Applying this definition to our asset in some examples:
  • The maximum days under water over 5 years of NASDAQ 100 Leaders Sub-strategy is 507 days, which is greater, thus worse compared to the benchmark QQQ (493 days) in the same period.
  • Looking at maximum time in days below previous high water mark in of 486 days in the period of the last 3 years, we see it is relatively greater, thus worse in comparison to QQQ (113 days).

AveDuration:

'The Average Drawdown Duration is an extension of the Maximum Drawdown. However, this metric does not explain the drawdown in dollars or percentages, rather in days, weeks, or months. The Avg Drawdown Duration is the average amount of time an investment has seen between peaks (equity highs), or in other terms the average of time under water of all drawdowns.
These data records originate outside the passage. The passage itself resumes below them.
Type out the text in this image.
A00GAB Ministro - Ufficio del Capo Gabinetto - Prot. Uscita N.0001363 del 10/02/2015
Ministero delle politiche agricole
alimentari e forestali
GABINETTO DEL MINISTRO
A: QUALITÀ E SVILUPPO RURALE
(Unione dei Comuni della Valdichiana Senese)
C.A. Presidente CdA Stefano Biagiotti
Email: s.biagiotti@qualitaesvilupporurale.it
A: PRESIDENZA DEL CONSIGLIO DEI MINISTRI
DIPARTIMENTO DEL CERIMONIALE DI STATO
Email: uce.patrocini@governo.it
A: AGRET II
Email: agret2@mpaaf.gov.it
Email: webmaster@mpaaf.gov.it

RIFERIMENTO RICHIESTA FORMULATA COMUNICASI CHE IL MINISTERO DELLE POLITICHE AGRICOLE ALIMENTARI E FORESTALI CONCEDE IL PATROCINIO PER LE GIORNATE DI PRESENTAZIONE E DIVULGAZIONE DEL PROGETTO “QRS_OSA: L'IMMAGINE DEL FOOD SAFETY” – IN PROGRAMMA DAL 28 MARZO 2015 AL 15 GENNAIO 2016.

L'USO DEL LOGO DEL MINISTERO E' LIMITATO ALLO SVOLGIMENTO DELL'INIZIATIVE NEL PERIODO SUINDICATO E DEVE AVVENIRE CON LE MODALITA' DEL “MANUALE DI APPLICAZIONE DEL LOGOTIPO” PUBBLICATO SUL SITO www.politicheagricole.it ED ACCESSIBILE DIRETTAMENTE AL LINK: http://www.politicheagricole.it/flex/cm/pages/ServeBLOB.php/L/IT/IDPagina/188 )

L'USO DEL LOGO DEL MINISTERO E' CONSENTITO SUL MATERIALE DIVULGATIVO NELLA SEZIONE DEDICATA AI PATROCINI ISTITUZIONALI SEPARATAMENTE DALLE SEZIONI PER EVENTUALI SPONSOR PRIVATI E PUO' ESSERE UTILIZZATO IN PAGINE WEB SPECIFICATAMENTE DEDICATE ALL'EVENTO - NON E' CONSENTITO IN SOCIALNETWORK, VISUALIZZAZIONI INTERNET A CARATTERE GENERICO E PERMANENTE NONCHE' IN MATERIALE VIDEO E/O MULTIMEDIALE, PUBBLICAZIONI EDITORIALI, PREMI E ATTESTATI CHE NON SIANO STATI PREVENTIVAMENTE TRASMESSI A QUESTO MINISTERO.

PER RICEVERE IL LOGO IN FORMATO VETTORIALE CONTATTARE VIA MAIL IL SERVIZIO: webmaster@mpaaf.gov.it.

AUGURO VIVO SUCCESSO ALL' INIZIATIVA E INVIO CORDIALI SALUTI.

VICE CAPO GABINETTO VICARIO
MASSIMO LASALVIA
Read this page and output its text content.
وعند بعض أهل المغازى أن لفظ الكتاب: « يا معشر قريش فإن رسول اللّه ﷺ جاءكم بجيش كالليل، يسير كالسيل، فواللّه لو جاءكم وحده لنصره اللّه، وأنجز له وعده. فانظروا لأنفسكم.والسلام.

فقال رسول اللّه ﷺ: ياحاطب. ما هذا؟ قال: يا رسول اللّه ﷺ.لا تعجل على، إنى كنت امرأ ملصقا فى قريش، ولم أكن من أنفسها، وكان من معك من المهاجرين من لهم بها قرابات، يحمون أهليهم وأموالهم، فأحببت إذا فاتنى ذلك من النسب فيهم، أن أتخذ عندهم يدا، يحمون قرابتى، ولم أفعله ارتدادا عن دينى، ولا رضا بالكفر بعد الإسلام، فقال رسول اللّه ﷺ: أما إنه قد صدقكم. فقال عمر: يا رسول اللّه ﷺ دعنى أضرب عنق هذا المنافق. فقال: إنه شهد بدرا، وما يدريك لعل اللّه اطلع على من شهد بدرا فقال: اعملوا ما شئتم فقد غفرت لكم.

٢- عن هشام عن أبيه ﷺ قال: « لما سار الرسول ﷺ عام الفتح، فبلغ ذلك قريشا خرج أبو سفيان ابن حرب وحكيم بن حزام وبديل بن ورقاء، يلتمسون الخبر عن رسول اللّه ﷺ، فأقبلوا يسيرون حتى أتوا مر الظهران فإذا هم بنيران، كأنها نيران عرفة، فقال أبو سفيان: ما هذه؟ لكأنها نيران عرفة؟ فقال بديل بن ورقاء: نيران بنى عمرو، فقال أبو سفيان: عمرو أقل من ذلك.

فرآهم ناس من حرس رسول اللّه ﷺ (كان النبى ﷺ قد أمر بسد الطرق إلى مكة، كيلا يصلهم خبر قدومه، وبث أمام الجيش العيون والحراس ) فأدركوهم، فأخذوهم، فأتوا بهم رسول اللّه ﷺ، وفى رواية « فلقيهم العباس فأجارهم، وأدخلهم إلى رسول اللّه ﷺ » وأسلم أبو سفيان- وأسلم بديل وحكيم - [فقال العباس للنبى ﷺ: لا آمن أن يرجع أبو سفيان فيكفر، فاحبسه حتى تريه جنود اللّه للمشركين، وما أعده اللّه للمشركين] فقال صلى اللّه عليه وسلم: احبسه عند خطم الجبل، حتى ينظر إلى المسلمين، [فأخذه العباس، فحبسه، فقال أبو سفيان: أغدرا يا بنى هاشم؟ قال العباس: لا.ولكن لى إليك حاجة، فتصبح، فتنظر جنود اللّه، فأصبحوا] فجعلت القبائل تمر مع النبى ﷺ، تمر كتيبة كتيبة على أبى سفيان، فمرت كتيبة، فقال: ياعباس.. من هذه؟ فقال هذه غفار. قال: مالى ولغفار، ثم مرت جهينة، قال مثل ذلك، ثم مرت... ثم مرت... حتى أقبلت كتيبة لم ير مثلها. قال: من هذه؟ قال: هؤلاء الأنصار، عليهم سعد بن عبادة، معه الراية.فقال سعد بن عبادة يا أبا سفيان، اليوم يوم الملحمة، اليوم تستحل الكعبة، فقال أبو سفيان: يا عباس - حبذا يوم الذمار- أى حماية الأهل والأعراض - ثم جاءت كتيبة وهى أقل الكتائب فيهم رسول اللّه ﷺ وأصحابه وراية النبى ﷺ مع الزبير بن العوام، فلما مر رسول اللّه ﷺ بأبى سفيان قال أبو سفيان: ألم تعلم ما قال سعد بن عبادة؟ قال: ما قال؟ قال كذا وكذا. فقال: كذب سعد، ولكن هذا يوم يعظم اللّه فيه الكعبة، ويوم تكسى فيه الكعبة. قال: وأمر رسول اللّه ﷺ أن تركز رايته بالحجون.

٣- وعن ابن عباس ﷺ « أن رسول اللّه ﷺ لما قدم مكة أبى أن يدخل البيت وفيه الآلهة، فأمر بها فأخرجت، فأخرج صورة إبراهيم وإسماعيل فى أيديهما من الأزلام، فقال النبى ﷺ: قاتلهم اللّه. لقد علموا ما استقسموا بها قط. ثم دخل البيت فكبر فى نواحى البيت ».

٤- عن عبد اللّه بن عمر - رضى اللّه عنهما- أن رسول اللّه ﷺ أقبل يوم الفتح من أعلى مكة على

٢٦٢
So in contrast to the Maximum duration it does not measure only one drawdown event but calculates the average of all.'

Applying this definition to our asset in some examples:
  • The average days below previous high over 5 years of NASDAQ 100 Leaders Sub-strategy is 210 days, which is higher, thus worse compared to the benchmark QQQ (124 days) in the same period.
  • During the last 3 years, the average days below previous high is 174 days, which is greater, thus worse than the value of 31 days from the benchmark.

Performance (YTD)

Historical returns have been extended using synthetic data.

Allocations ()

Allocations

Returns (%)

  • Note that yearly returns do not equal the sum of monthly returns due to compounding.
  • Performance results of NASDAQ 100 Leaders Sub-strategy are hypothetical and do not account for slippage, fees or taxes.
  • Results may be based on backtesting, which has many inherent limitations, some of which are described in our Terms of Use.